Can Conte’s Chelsea Retain their Premier League Title?
It’s nearly here you know. We are now inside one month until the football season commences across Europe’s finest divisions, and while there are plenty of questions about who will and won’t across the continent in 2017/18, it is the English Premier League title race that looks perfectly poised.
Can Chelsea retain their title? They stand as good a chance as any other side in the division, of course, but no team has retained the EPL title since Manchester United in 2008/09. Consequently, the odds are against the Blues.
And then we have the more recent phenomenon of champions. Both Chelsea and their predecessor Leicester City won the title without being in the Champions League; clearly, playing less games is a huge advantage in the modern game.
Antonio Conte’s men will have a lot more on their plate this season, so can they successfully defend their crown?
Chelsea (7/2)
The Blues will need to tear up the rulebook if they are to retain their trophy; we know that teams in the Champions League – and those attempting to regain the status of Premier League top dogs tend to come up short.

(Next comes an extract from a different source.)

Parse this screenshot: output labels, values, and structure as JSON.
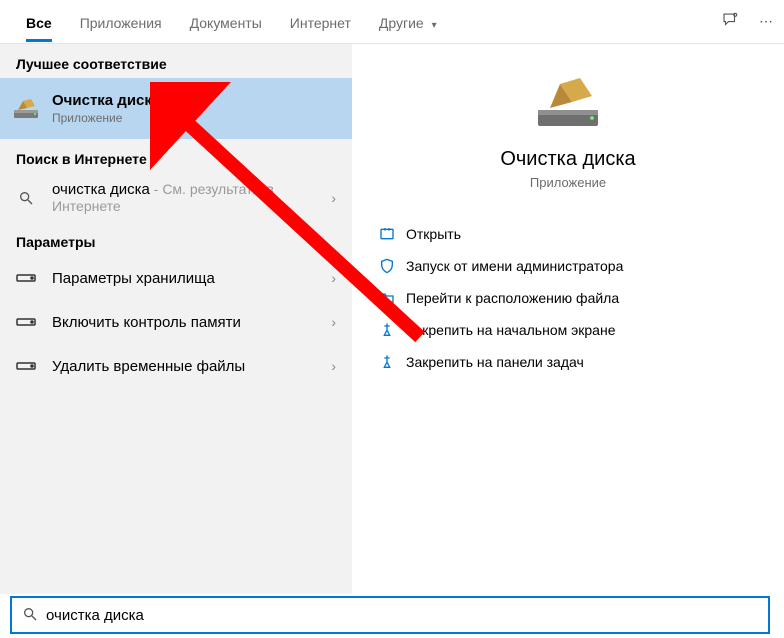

Antonio Conte will hope to have a more or less unchanged squad at his disposal for the forthcoming campaign, although one player he may have to do without is Diego Costa.
The Spaniard was photographed wearing an Atletico Madrid shirt and disparaging Conte in a social media post after being left out of Chelsea’s squad for their pre-season tour, and it seems almost inevitable that he has played his last game for the club.
Love him or loathe him, the swarthy frontman has bagged 52 goals in 89 appearances for the Londoners, and you don’t readily replace that kind of output with ease.
So step forward Alvaro Morata, another Spaniard who has never quite caught fire at Real Madrid or Juventus. But, he did notch 15 goals in 26 games last season (fourteen starts, nine substitute appearances), and so he at least knows where the goal is. There can’t be many players that have found the net against Barcelona, Real Madrid, Napoli, Inter, AC Milan, Borussia Dortmund and Manchester City, and that big game profile will at least stand him in good stead.
The capture of Monaco’s Tiemoue Bakayoko appears to be a good one. The midfielder completed more interceptions than any other in the Champions League, and his ability to break up play is eerily similar to that of club mate N’Golo Kante. The Blues may have the perfect shield to protect their back three this term.
About that 3-4-3 formation….it truly revolutionised Chelsea’s campaign in 2017/18. They were going nowhere prior to the switch in system, but a run of form reading W27 D2 L3 thereafter tells its own story. Assuming the novelty factor hasn’t worn off, that’s another string to their bow.
But the Champions League will place extra emphasis on what is a pretty thin squad by all accounts, and an injury to Eden Hazard, say, or Marcos Alonso leaves the Blues woefully short of quality in key areas. They will have their work cut out retaining their trophy, put it that way.
Manchester City (2/1)
Of all Chelsea’s challengers, it is perhaps Manchester City that will provide the sternest competition and they are, indeed the bookies’ favourites. They need a major overhaul, that’s a given, but Pep Guardiola has already begun that process by replacing Alex Kolarov with Spurs’ Kyle Walker. Bids for Monaco’s Benjamin Mendy will surely be followed through to completion.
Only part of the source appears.